Portrait of a Character – Gabrielle Nolan

Gabrielle Nolan comes from real events.

Origins

Gabby started off as almost a plot device. I had been working on a series of ficlets surrounding the Breen attack on Earth, and I was analogizing them to the Five Stages of Grief. The Breen attack also felt a lot like 9/11, so I wanted to tell the story from the perspective of a pregnant widow. Gabrielle is not the widow (Gina is); she’s the daughter. So she doesn’t show up until the sixth stage, which is healing.

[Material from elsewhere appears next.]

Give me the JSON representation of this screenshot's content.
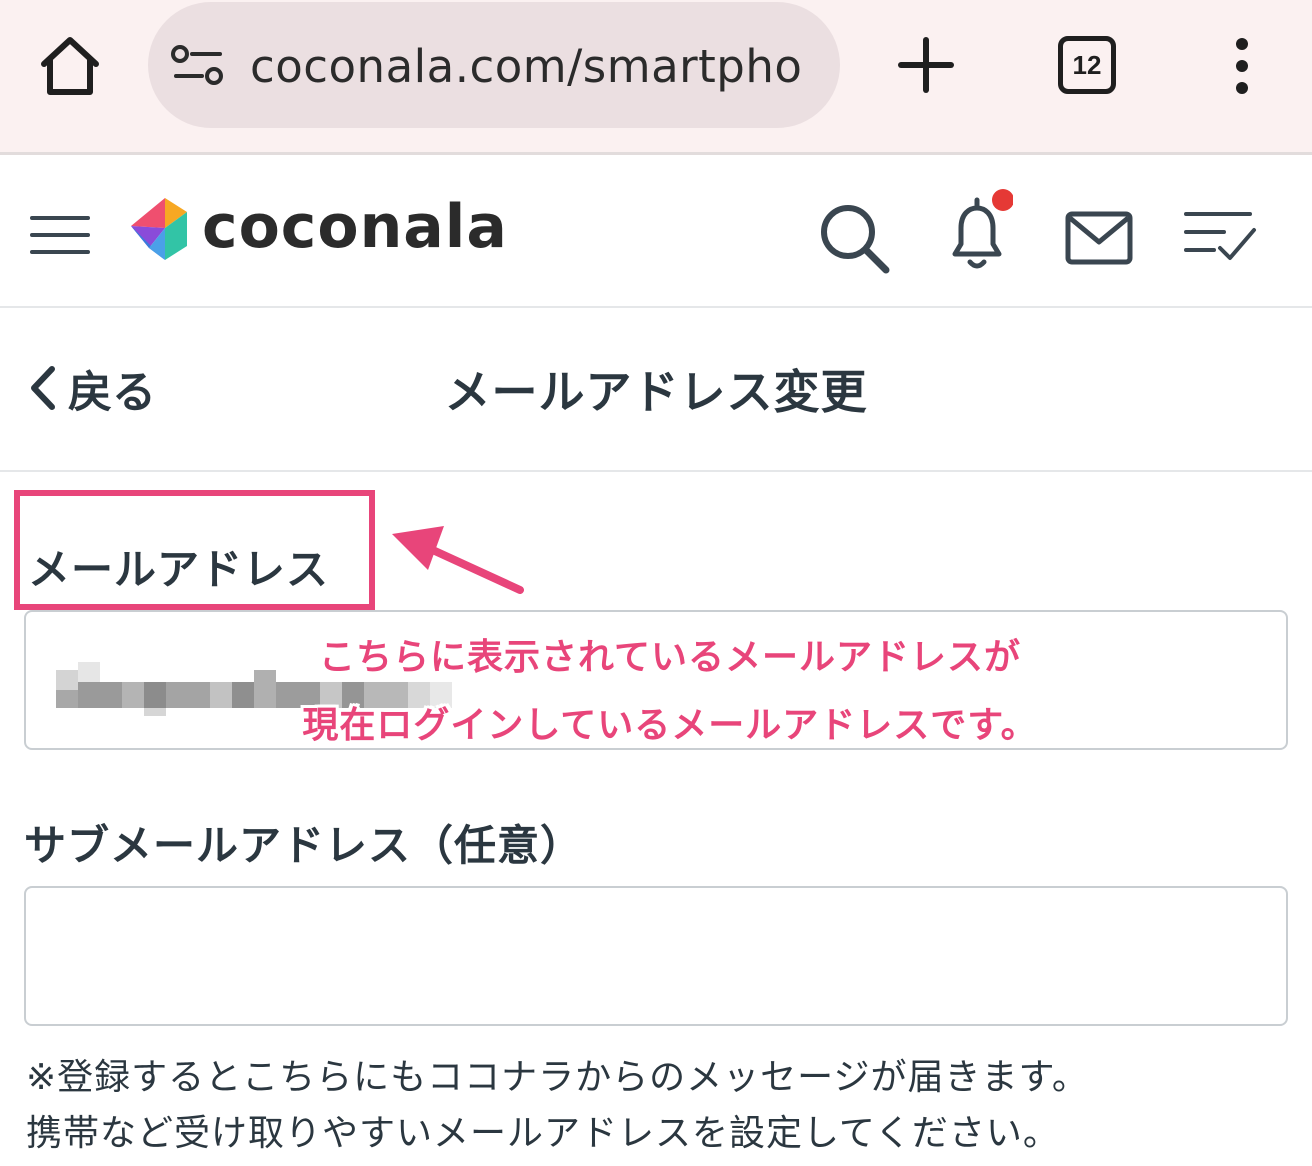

While I wanted to move the story beyond grief, I also wrote the healing aspect in order to introduce Gabby. This was done as the response to a weekly free write prompt about art. When I saw the prompt, the first thing I thought of was art therapy, and I immediately got the image of a child’s red-colored rounded scrawl into my head, and that would not go away.

Art Therapy

As a part of the commemoration of the fifth anniversary of the Breen attack, Gabby’s school has its students draw, paint or sculpt their impressions of that day. Gabrielle isn’t the only bereft child, as she learns. For Gabby, it’s a day to make a friend, as it is for her  mother, Gina. A part of healing is, I feel, to go outside yourself, and see that others might be in the same boat as you. Art brings it all together, as Gabby’s piece and another piece bring them close to people with a similar bereavement.

Quote

“It’s a tomato.”

(when asked about the red scrawl on her drawing).

Appearance

Gabby is shown as both a child and a teenager. For her time as a small child, I see MacKenzie Foy.

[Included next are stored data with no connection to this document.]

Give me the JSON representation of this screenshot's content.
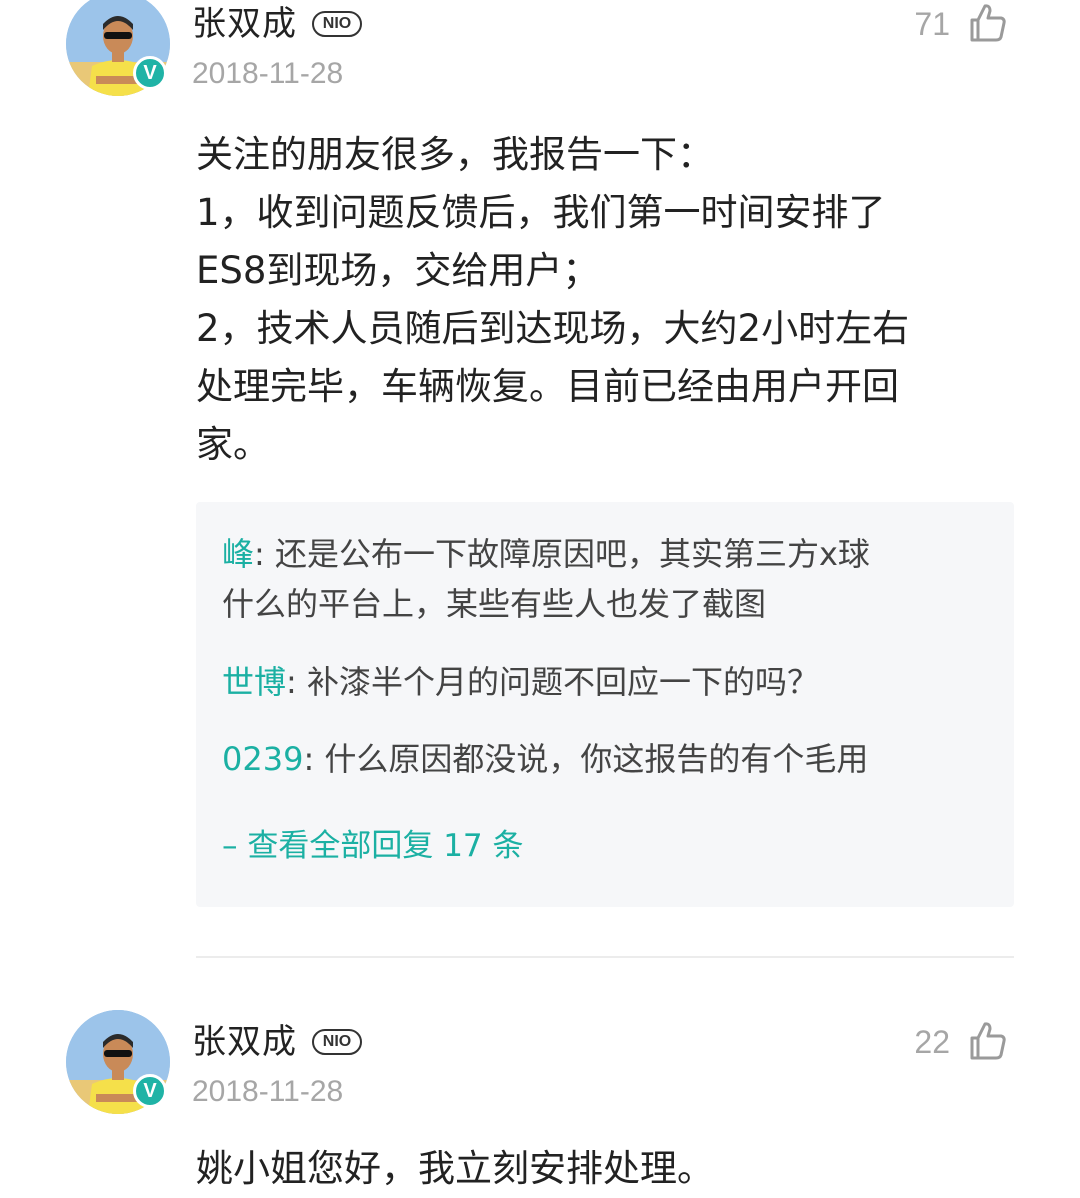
{
  "comments": [
    {
      "username": "张双成",
      "brand_badge": "NIO",
      "verified_mark": "V",
      "date": "2018-11-28",
      "likes": "71",
      "body_lines": [
        "关注的朋友很多，我报告一下：",
        "1，收到问题反馈后，我们第一时间安排了",
        "ES8到现场，交给用户；",
        "2，技术人员随后到达现场，大约2小时左右",
        "处理完毕，车辆恢复。目前已经由用户开回",
        "家。"
      ],
      "replies": [
        {
          "author": "峰",
          "sep": ": ",
          "lines": [
            "还是公布一下故障原因吧，其实第三方x球",
            "什么的平台上，某些有些人也发了截图"
          ]
        },
        {
          "author": "世博",
          "sep": ": ",
          "lines": [
            "补漆半个月的问题不回应一下的吗？"
          ]
        },
        {
          "author": "0239",
          "sep": ": ",
          "lines": [
            "什么原因都没说，你这报告的有个毛用"
          ]
        }
      ],
      "view_all": "– 查看全部回复 17 条"
    },
    {
      "username": "张双成",
      "brand_badge": "NIO",
      "verified_mark": "V",
      "date": "2018-11-28",
      "likes": "22",
      "body_lines": [
        "姚小姐您好，我立刻安排处理。"
      ]
    }
  ],
  "icons": {
    "like": "thumbs-up-icon",
    "verified": "verified-check-icon"
  },
  "colors": {
    "accent": "#1bb0a3",
    "verified": "#1fb3a6",
    "muted": "#a6a6a6",
    "reply_bg": "#f6f7f9"
  }
}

Portrait of a Character – Gabrielle Nolan

As a teenager, I don’t really have a visual for her yet. She’s a child of the twenty-fourth century, and a child of tragedy. So she is much like any of the children of 9/11 victims, whether they extant or in utero on 9/11/01. As a teenager, she is a lot like a typical human teenager. She’s engrossed in her PADD, bored with slow-moving adult things, and intent on fixing up her friends with each other, a little like Jane Austen’s Emma.

In her eyes, her mother sees her lost father, Michael Nolan, much as I expect 9/11 widows see their husbands in the eyes of their children.